День был обычный, серый и холодный. Снег жёсткий и тоже холодный. На кустах калины сидели, нахохлившись, красногрудые снегири. Они равнодушно смотрели на Миху, как будто ему до снегирей никакого не было дела. У Михи, конечно, горел на них зуб, но охотиться зимой за снегирём — это всё равно что ловить журавля в небе.
Тут Миха вспомнил о диких голубях, которые жили в колхозной шоре…
Когда бабка Люба привела Стёпку Коршаткина с Пугаем убивать кота, в избе было так же холодно, как и на улице.
Тараканы, спасаясь от мороза, густо сидели на печке, словно пчёлы на сотах.
— Ты, бабушка, оставь на всю ночь открытыми окно с дверью, и тогда все тараканы замерзнут, — посоветовал Стёпка.
Старуха ответила, что она весь свой век прожила с тараканами и они ей ничего плохого не сделали.
— А вот Миху ты мне, Стёпушка, пореши. Я тебе за это гостинец дам, — пообещала бабка Люба.
— Ладно, мы его с Митькой Локтем укокошим как пить дать, — заверил Стёпка и покосился на бабкин сундук. «Наверное, гостинцы в нём прячет». Однако он не спросил об этом бабку Любу, а только подумал да намотал себе на ус.
Глава V.Страдания Митьки Локоткова и радости Стёпки Коршаткина. Пугай помазывает фокусы. Разговор о смертельном убийстве. Митька уговаривает Стёпку отмазаться от преступления, а потом пытается всучить ему перемёт без крючков. Радостная весть. Митька ищет шапку. Поездка на станцию за галошами
Митька Локоть, упираясь пятками в потолок, лежал на печи. От жары лицо у него покраснело, от слёз опухло и напоминало мокрый помидор. Митьку скребла тоска. Мать пообещала засадить его на весь день с плаксивой Нюшкой. Свою угрозу привела в исполнение немедленно, спрятала полушубок и валенки под замок в сундук.
И во всём виноват Стёпка Коршун. «Пойдём на озеро налимов глушить», — Митька передразнил Стёпку. А там и лёд-то всего полсантиметра. Вот и наглушились. Колотушку утопили и чуть сами не утонули. Ребята опять на озеро пойдут. А лёд, наверное, за ночь стал толстый. Вон какой морозище. Даже стёкла на окнах побелели, — сердце у Митьки так заколотилось, что он не сдержался и закричал:
— Не буду качать Нюшку! Пусть до смерти заревётся. Не буду! Не буду!

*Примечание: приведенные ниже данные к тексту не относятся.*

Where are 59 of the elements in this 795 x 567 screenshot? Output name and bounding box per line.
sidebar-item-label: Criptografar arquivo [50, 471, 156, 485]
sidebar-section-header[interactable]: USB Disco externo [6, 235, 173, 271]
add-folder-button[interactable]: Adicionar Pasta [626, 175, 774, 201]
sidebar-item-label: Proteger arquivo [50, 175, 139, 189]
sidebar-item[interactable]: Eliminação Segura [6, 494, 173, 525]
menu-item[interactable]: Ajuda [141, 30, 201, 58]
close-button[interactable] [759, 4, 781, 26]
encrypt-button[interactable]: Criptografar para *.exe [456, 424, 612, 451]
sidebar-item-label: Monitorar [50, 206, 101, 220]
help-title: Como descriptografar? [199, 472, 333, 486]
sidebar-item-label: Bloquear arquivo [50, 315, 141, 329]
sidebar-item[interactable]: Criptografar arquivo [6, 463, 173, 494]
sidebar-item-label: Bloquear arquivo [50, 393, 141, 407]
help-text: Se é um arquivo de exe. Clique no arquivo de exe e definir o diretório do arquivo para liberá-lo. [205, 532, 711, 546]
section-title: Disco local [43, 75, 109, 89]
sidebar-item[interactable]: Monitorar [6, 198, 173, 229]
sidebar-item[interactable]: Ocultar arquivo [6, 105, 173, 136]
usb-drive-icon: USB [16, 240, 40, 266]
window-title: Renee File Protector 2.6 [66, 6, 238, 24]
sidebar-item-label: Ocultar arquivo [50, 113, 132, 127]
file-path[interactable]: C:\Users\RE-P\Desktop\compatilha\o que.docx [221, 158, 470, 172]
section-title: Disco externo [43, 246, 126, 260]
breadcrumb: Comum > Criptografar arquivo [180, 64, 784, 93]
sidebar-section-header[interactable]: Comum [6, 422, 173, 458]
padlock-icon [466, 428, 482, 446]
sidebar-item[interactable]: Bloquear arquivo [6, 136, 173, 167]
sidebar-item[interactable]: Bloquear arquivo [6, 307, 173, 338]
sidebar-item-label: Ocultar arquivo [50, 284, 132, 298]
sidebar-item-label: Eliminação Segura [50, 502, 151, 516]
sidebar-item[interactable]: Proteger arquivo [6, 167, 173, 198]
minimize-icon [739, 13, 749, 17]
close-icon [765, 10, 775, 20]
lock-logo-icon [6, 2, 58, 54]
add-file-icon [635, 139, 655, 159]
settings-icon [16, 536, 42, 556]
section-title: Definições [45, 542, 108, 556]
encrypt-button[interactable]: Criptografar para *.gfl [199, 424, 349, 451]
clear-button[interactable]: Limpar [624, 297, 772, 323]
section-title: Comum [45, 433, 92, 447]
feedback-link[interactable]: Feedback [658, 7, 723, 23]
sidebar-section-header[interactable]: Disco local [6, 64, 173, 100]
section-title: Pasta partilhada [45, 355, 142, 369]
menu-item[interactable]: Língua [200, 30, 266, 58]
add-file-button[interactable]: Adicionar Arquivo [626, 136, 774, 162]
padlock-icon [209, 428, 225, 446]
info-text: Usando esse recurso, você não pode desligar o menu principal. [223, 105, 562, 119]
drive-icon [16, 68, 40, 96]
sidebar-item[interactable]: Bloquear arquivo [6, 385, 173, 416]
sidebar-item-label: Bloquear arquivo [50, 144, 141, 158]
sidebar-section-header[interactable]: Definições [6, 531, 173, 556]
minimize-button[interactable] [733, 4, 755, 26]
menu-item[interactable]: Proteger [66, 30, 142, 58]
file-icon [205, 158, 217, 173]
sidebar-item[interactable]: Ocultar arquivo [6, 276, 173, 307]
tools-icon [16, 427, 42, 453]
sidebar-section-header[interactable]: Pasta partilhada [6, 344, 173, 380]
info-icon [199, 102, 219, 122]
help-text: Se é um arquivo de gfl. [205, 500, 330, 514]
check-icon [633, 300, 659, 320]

— Не качай. А на улицу всё равно не пойдёшь, — спокойно ответила мать. Елизавета Максимовна гремела кочергой, вытаскивая из печки пироги. По избе расползался густой запах печёной картошки и пареной капусты.
— Можешь не давать мне пирогов. Всё равно есть не буду, — пригрозил Митька.
— А я и не собираюсь. Не заслужил ещё, — сказала мать.
У Митьки перехватило дыхание, и только поэтому он не заревел.
— Вот погоди, приедет папка с войны. Всё расскажу, как ты надо мной издеваешься, — заявил Митька.
Елизавета Максимовна неожиданно вскочила на печку, сгребла рукой Митькин лохматый чуб и приподняла голову.
— Вот что, Дмитрий Кириллыч, на той неделе пойдёшь в школу. А то совсем ошалеешь от баловства.
— Опять в четвёртый класс? — насмешливо спросил Митька.
— А что делать, если пятого в нашей школе нет?
— Не пойду. Все ребята дома будут сидеть, а я в школу. Не пойду, — решительно заявил Митька.
— Пойдёшь. И ребята пойдут. А то за войну и буквы забудете, — Елизавета Максимовна вздохнула и сказала сама себе: — Надо об этом с бабами поговорить. А то совсем ребятишки от рук отобьются.
Мать надела полушубок, накинула на голову платок.
— Ма-а-а! Дай валенки, — заныл Митька.
— Сиди дома, смотри за Нюшкой, — безжалостно сказала мать и хлопнула дверью.
После ухода матери стало ещё тоскливее. Митьку расстроил разговор о школе.
Он не любил учиться и в школу ходил потому, что так хотели родители. Всё-таки Митька осилил четыре класса и перешёл в пятый вместе с Коршуном, братьями Врунами, Колькой Лаптем и Лилькой Махониной. Васька Самовар остался на второй год. В Ромашках была начальная школа, а десятилетка в большом селе Раменье, в семи километрах от их деревни. Там учились ромашкинские ребята с пятого по десятый класс. До войны ребят возили в Раменье на лошадях. Но вот началась война, в колхозе осталось всего две лошади, а жизнь стала в десять раз тяжелей. Делать было нечего, и, чтоб ребятишки не бездельничали, матери решили: «Опять ходить в четвёртый класс». Но мальчишки наотрез отказались: «Вот ещё придумали. Что мы, второгодники?» Истинный второгодник Васька Самовар тоже не стал учиться, заявив своей матери: «А я что, рыжий?..»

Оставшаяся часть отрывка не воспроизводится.